Thursday, April 12, 2012

Generation Gap

A reader asked a question of me yesterday that was both personal and simply curious. The reader must be a loyal one, because they were curious about things that don't have a lot to do with survival. That's a thing that I sometimes forget: some of you out there genuinely care about what's going on here in ways that can be surprising. A lot of folks just read the blog to keep in touch or to get tips on how to deal with the worsening zombie plague, but a few seem to enjoy when I ramble about the place I love. 

The question was actually two: What happened with all the pregnant women all those months back, and are Jess and I going to try again ourselves. Let's do this one at a time. 

I've touched on this a little, but many of the ladies from Tennessee were pregnant back when. Then they left, took over the abandoned strip mall in Shelbyville, and had their babies. There were a fair number of pregnant women who are natives to New Haven (if that term applies) and they've given birth for the most part. 

Not that people are having babies in waves or anything. There are other folks carrying children in various stages, and the ladies from Tennessee are living here again so there are a fair number of kids all around the same age. If it seems as if I ignored this, I guess that's because it doesn't seem newsworthy to me anymore. 

Wait. I'm not trying to knock the importance of kids. I'm just saying that over time we've all acclimated to the fact that there are a bunch of them around now. Initially there was a lot of fear that the attention small children would require might be a risk or cause people to be less productive. That's a bit cold-hearted but remember when that speculation was happening. Things were really bad, really desperate. We weren't holding together well. 

I guess the short answer is that the babies were born, which just became something of a non-issue for most of us. I think that's a great thing. We should see new life being brought into the world as simply the way things ought to be.

Oh, and on that note, Patrick's daughter was born. I never mentioned how far along his...I can't say girlfriend or whatever, because they aren't really seeing each other any more. It was an equal split, no drama or anything, just one that came with the lifelong prize that is a child. She's an adorable little bit, I have to say. I hope Pat settles down with someone eventually, though I know his little girl will be fine with having a single dad if that dad is him. He deserves happiness. 

On to the second question, now that I've frolicked through the happy thoughts that are my new godchild. Will Jess and I try again? 

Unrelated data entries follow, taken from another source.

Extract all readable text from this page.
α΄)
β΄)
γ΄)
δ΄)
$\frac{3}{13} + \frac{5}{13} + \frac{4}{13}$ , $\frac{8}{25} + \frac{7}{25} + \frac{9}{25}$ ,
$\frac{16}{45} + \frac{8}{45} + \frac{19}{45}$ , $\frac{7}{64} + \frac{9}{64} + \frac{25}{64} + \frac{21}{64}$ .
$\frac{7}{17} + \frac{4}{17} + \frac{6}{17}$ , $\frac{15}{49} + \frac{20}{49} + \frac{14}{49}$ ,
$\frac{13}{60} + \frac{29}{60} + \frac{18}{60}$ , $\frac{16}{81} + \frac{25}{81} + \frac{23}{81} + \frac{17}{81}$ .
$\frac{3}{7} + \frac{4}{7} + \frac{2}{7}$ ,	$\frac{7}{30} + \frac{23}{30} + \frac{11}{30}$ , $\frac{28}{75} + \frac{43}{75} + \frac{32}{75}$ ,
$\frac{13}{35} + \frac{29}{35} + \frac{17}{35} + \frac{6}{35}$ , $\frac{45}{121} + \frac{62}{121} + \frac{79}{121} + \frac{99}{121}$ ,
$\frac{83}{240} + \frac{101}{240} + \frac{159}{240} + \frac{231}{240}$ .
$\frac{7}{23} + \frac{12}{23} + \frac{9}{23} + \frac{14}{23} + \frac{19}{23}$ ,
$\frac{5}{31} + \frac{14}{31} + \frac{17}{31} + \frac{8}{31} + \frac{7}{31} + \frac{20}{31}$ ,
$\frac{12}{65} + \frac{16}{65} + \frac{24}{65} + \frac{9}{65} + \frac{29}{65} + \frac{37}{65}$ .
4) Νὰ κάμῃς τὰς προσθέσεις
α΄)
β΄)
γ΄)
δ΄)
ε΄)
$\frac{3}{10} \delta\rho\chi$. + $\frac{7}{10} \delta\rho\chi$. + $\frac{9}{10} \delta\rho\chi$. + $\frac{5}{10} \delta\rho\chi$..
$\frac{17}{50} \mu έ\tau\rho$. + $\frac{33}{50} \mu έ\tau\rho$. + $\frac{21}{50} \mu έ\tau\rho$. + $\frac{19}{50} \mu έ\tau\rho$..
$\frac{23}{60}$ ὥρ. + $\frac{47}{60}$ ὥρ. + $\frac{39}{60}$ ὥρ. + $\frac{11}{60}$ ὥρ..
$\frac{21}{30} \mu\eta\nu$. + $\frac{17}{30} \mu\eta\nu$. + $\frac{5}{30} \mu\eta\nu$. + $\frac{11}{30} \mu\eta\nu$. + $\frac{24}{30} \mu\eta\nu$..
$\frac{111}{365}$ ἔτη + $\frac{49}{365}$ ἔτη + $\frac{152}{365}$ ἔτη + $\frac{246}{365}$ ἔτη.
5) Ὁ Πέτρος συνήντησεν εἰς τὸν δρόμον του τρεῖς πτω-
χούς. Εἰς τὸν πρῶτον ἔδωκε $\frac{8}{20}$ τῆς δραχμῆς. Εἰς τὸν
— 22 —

Many of you know what happened before, and to be honest if you don't know the story I don't want to dwell enough to go into detail. We lost our first child because of violence. And whether or not I showed it much on here over time, it messed me up. Maybe permanently. 

My mom used to tell a story about a doctor she worked with, who carried a list of questions he liked to ask people to gain perspective on our culture. He was from India, I think, and one of the questions was, "You're in a boat with your wife, your son, and your mother. Which one do you save?"

My mom answered that she'd save her child, because children are the future. The doctor was used to that reply, but he said he'd save his mother. You can remarry, he said, and have other children. But you only have one mother. 

It's not wrong, just different. I've come to realize that the zombie plague has created a new culture and forced a shift in the way a lot of us think. When Jess and I lost our unborn child, I was devastated. In the world that was, couples losing a child often meant the couple would split apart under the immense emotional strain of that loss. We didn't. We found solace in each other and in our duty to the people around us. So my answer isn't a simple one. 

If it happens, and we're not taking a lot of precautions against it, then fine. We'll be nervous and terrified and worried to the end of our wits. That might have to do with a world that's fallen apart, though I'm equally sure parents since the dawn o civilization have felt those same things when they realized they were going to be responsible for a new life. Shaping a whole person and keeping them safe until they can care for themselves is a huge responsibility. 

But, honestly? If it doesn't happen I don't know that I'll have tons of regrets about it later. Jess and I serve our people with a dedication that takes up most of our time and energy. There's a lot of personal satisfaction in that. A part of me wants to see my name continue, my features (and my need for glasses along with it) passed on to a new generation of human beings. 

It's complicated, but I admit that my ambivalence has a lot to do with fear. I know me well enough to realize that I might be okay with never having children simply because then I won't have to face that worry. It might make me a coward, I guess that's for you to decide. But I was asked, and that's the best and most honest answer I can give. 

1 comment:

  1. Thanks, Josh. Surviving is so much more than the day-to-day grind. It's about LIVING (which also includes enjoying!)